So, when can you start disciplining an infant? I mean: not disciplining exactly. Not punishing. More just...managing. Like classroom management, but at home, with your infant.
Here's the deal: Elliot is now pretty mobile, and there are various things that he likes to do that he should not do. Like pull himself up onto the TV, or crawl under the coffee table where he can too easily whap his head.
My general thought on this is that, first, you should remove all the things you can that might be tantalizing to das infant, if you do not want das infant to have them. But after that...how does this go? I know that Elliot is not willfully doing things that he knows he shouldn't do. So it's not like he's breaking rules, exactly.
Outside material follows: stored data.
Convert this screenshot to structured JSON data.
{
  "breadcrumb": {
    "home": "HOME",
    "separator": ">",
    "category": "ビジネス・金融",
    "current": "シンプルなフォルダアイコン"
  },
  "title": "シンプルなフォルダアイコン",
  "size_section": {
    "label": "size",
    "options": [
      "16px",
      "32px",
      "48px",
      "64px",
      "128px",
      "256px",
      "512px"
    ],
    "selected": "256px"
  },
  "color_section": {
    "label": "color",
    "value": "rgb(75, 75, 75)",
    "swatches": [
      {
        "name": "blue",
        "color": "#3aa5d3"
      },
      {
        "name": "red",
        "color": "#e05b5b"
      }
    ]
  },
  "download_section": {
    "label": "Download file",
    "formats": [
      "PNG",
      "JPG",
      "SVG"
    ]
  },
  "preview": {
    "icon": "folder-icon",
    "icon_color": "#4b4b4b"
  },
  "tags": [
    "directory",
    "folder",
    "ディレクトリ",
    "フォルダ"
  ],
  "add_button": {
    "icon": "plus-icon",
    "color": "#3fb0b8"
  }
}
But how, and when, is it useful to start teaching him that there are rules? If he gets too close to the TV, should I just pick him up and put him down somewhere else? Or do I need to say "uhuh!" first, so he learns that?
I have done a lot of teaching of older childers, so I have some fairly well thought through ideas on what's fair and effective in terms of dealing with kids. But I realize that I really haven't thought at all about discipline and the pre-verbal set. It strikes me that sleep training is a form of management...but that's about getting your children to do something, right? This is getting Elliot not to do something, without the ability to specify for him what that is. Interesting pedagogical challenge, I'd say.
PS1: So, like, can we not restart the cold war right now, Mr. President? I know Putin sucks, but I have enough to think about without worrying that my child too is going to grow up with the looming threat of nuclear war. I thought we were over this.
PP2: Elliot seems to have no interest in actual crawling. But he's getting much speedier in his crabwalking, as is evidenced below.
PP3: just as a heads up: i think we might have a few more videos than normal, the next little while. I don't mean to bore the onlookers, but we really want to document the whole "moving" thing for Elliot's grandfolk, none of whom live close enough to watch in person.